In the Energy-Harvesting (EH) Cognitive Internet of Things (EH-CIoT) network, due to the broadcast nature of wireless communication, the EH-CIoT network is susceptible to jamming attacks, which leads to a serious decrease in throughput. Therefore, this paper investigates an anti-jamming resource-allocation method, aiming to maximize the Long-Term Throughput (LTT) of the EH-CIoT network. Specifically, the resource-allocation problem is modeled as a Markov Decision Process (MDP) without prior knowledge. On this basis, this paper carefully designs a two-dimensional reward function that includes throughput and energy rewards.

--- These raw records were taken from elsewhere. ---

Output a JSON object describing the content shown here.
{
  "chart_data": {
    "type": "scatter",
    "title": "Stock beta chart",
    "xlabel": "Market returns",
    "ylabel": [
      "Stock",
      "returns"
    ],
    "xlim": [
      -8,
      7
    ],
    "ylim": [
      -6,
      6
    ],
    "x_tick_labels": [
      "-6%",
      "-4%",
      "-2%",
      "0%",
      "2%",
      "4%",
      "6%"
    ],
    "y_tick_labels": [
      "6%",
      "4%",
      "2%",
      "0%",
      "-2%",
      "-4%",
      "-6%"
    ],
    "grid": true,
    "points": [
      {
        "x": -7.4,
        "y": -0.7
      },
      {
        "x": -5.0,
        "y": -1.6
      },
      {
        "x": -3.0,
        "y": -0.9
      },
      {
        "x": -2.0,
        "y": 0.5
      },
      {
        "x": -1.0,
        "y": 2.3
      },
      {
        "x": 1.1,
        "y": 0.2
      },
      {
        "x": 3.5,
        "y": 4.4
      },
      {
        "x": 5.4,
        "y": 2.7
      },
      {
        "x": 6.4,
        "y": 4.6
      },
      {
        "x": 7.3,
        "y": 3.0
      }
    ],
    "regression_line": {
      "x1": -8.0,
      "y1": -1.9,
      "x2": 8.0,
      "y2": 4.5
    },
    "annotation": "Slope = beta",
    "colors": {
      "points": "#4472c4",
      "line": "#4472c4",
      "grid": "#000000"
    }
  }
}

On the one hand, the Agent Base Station (ABS) intuitively evaluates the effectiveness of its actions through throughput rewards to maximize the LTT. On the other hand, considering the EH characteristics and battery capacity limitations, this paper proposes energy rewards to guide the ABS to reasonably allocate channels for Secondary Users (SUs) with insufficient power to harvest more energy for transmission, which can indirectly improve the LTT. In the case where the activity states of Primary Users (PUs), channel information and the jamming strategies of the jammer are not available in advance, this paper proposes a Linearly Weighted Deep Deterministic Policy Gradient (LWDDPG) algorithm to maximize the LTT. The LWDDPG is extended from DDPG to adapt to the design of the two-dimensional reward function, which enables the ABS to reasonably allocate transmission channels, continuous power and work modes to the SUs, and to let the SUs not only transmit on unjammed channels, but also harvest more RF energy to supplement the battery power. Finally, the simulation results demonstrate the validity and superiority of the proposed method compared with traditional methods under multiple jamming attacks.
在能量收集(EH)认知物联网(EH - CIoT)网络中,由于无线通信的广播特性,EH - CIoT网络容易受到干扰攻击,这导致吞吐量严重下降。因此,本文研究了一种抗干扰资源分配方法,旨在最大化EH - CIoT网络的长期吞吐量(LTT)。具体而言,资源分配问题被建模为一个无先验知识的马尔可夫决策过程(MDP)。在此基础上,本文精心设计了一个包含吞吐量奖励和能量奖励的二维奖励函数。一方面,代理基站(ABS)通过吞吐量奖励直观地评估其行动的有效性,以最大化LTT。另一方面,考虑到EH特性和电池容量限制,本文提出能量奖励,以引导ABS为功率不足的次用户(SUs)合理分配信道,使其能够收获更多能量用于传输,从而间接提高LTT。在主用户(PUs)的活动状态、信道信息和干扰器的干扰策略事先不可用的情况下,本文提出了一种线性加权深度确定性策略梯度(LWDDPG)算法来最大化LTT。LWDDPG是从DDPG扩展而来,以适应二维奖励函数的设计,这使得ABS能够为SUs合理分配传输信道、连续功率和工作模式,并让SUs不仅在未受干扰的信道上进行传输,还能收获更多射频能量来补充电池电量。最后,仿真结果表明了所提方法在多种干扰攻击下相较于传统方法的有效性和优越性。